Monday, 18 November 2013

At this moment now, I can't really think straight.

Inside me, an emotional tug-o-war is raging.

I am having conflicting thoughts.
I hear many voices in my head.
I'm trying to listen to every single one of them.

The voices are dying now.
One by one.
For now, all I can hear is myself.

A single soul trapped in this body.
I want to scream out, so loud then drop.

Free-fall.

But guess what, the voices are coming back.

Is it because my trust in everyone is fading?

I feel that nowadays, no one can seem to understand.
I have to confess that I am losing faith in the belief that someone will actually listen to me without judging me.

Not even Sweetheart and Babe.
A voice inside me keep telling me they've heard until they are too sick of it.

Not Gin.
A voice inside me tells me, he's not gonna understand.
Proven so many times, and even just earlier on today.

Not Boon, anymore.
A voice inside me tells me, he's just gonna tell me not to think so much.
Not saying he don't care, but the feel is just different.

A voice is asking me, am I barricading them away?
Another voice asks me, or have they pushed me away, because we no longer seem to have a common interest, much.
At least, between me and them.

A voice asks me, if I play MStar more, will I feel closer to them?
A voice asks me, by keeping up with Vongola's chat, will I eventually blend in?
Cuz motherfuckers like Nigel gives me the creeps.
But another voice tells me, at least most Vongola members are nice.

A voice asks me, how long will Audii last.
And another voice asks me, 10 years down, what will happen between me and Audii?

A voice asks me, what have I done for my friends?
And another voice is telling me, I suck as a friend cuz I never really seem to do anything for them.
Especially Babe, since young, she has been the one giving in to me.
And if I am not wrong, she was the one who started talking to me.
After our last big fight.
If she hadn't, I probably wouldn't have such a good sister now.

A voice tells me this internship will turn out fine, I will learn from it.
Another voice tells me, this whole internship is kind of screwed up.
And till now, I am still trying to persuade myself to make the best out of it.
Jeannie is a really good supervisor.
I hate to feel like I am letting her down.
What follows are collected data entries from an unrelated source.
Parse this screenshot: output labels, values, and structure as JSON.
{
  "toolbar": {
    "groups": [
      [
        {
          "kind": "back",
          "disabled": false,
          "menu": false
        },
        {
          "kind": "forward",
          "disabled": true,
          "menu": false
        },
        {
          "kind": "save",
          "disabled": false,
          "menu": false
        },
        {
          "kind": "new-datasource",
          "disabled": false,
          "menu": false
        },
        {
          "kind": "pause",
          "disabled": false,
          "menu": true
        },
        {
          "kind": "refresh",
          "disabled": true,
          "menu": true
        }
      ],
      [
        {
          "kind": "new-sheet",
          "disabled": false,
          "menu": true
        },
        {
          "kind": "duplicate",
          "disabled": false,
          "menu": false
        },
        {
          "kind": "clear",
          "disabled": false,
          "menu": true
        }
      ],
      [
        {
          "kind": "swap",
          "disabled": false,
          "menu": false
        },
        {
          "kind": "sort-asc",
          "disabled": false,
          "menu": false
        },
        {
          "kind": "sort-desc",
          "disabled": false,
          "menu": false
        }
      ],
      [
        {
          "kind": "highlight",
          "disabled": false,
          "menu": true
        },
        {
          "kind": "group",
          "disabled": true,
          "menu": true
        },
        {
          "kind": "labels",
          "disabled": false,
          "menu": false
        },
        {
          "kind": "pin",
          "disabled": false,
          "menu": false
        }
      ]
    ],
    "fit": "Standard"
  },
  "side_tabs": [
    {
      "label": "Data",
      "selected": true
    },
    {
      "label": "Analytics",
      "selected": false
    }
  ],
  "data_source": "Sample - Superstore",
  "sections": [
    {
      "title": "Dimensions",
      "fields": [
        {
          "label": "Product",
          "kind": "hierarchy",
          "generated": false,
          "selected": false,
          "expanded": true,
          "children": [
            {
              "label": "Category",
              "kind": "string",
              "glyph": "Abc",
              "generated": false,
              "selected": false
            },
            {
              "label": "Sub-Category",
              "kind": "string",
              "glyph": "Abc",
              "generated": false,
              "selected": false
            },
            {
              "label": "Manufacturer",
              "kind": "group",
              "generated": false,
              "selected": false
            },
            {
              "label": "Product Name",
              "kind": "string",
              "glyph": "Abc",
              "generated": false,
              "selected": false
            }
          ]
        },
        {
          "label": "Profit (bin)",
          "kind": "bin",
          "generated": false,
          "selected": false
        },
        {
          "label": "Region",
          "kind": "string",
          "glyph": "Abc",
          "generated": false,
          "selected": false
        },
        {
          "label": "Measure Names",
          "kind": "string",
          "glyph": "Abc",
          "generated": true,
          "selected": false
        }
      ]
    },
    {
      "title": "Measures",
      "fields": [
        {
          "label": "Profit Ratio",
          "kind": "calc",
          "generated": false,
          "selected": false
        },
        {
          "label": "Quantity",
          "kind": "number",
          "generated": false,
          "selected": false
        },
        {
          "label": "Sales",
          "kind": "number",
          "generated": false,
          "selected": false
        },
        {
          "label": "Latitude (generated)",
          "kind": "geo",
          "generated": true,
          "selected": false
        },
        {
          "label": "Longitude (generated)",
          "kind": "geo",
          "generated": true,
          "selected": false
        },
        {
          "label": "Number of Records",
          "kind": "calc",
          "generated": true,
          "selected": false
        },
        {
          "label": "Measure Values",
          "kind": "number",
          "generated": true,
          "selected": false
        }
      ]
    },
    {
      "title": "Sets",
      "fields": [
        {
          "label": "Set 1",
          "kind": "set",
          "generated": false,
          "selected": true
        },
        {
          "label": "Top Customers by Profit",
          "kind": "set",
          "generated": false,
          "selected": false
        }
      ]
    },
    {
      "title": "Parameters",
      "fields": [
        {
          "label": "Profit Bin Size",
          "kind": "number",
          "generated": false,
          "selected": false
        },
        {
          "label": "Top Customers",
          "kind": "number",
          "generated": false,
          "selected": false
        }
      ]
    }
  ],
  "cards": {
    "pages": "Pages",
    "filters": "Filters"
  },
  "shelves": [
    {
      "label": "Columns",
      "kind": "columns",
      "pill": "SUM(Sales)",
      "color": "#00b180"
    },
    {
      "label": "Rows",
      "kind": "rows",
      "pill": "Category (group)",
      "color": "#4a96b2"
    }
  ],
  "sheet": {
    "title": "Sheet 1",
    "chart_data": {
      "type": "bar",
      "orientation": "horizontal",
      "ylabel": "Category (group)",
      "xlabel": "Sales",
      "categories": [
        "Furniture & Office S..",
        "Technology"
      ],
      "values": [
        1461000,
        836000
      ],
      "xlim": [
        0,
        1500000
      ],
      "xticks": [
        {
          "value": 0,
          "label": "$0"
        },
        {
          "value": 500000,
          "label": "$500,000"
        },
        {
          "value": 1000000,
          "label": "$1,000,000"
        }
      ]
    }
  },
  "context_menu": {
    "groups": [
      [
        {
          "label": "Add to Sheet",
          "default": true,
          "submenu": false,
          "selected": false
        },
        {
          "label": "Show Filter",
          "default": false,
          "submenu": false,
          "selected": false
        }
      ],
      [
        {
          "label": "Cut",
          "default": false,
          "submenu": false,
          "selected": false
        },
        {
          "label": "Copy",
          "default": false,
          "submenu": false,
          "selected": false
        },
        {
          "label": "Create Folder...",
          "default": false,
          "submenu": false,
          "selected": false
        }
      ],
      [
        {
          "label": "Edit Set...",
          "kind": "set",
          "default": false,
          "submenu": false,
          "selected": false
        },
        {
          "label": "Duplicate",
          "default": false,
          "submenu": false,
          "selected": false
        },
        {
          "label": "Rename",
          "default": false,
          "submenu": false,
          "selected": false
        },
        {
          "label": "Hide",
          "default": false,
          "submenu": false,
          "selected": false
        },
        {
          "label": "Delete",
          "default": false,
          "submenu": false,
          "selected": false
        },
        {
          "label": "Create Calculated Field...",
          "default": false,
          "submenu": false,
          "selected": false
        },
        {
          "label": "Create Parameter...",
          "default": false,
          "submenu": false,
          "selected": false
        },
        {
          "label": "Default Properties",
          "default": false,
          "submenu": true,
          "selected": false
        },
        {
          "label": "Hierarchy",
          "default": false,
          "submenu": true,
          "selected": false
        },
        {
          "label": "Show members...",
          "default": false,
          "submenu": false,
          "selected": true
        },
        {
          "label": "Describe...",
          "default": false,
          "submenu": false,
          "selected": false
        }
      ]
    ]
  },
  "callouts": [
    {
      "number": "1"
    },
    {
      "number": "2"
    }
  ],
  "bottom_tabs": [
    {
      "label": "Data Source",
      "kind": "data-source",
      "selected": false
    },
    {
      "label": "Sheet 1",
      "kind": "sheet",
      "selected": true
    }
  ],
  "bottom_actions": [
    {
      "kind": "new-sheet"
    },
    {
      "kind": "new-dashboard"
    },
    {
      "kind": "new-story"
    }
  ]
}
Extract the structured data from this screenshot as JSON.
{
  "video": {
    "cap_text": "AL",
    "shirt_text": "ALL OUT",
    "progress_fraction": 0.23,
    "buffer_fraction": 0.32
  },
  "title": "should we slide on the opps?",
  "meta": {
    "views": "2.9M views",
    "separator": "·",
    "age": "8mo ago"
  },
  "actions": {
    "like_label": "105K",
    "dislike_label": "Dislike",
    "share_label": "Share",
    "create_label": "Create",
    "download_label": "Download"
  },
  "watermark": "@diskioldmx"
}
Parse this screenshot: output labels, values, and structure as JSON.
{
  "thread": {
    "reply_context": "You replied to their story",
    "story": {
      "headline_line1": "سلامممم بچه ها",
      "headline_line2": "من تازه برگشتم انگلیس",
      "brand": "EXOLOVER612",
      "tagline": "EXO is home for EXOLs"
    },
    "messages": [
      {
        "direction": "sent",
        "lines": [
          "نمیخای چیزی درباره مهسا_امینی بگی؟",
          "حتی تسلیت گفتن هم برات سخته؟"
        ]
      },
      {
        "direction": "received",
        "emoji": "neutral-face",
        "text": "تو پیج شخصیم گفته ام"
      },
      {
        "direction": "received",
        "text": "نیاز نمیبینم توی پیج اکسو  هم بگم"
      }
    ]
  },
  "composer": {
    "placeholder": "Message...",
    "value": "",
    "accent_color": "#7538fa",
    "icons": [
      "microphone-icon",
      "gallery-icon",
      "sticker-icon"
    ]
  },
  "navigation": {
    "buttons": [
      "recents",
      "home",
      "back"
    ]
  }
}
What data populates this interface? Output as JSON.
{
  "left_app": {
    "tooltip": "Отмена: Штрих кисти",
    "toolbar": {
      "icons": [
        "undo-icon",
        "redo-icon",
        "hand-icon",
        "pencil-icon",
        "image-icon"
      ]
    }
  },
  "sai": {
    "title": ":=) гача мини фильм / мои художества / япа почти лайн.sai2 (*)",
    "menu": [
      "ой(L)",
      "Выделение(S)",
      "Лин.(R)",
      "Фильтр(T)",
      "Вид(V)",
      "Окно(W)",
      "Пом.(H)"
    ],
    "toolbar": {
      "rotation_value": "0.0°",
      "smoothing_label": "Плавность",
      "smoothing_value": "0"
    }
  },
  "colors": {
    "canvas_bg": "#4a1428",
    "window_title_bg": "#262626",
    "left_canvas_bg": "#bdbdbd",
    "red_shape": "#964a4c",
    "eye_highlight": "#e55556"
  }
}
A voice tells me every relationship has its own uniqueness.
But another tells me, mine is lacking something.
Perhaps passion, perhaps romance, perhaps spice?
Sometimes, it feels like "habit" more like "romance".

Whatever I listed, are just some of the voices I keep hearing.
Keep trying to vie for my attention.
To be honest, I am even amazed with how I can manage to type to post.

Now excuse me while I drown in my own sorrow before I try to go back to normal.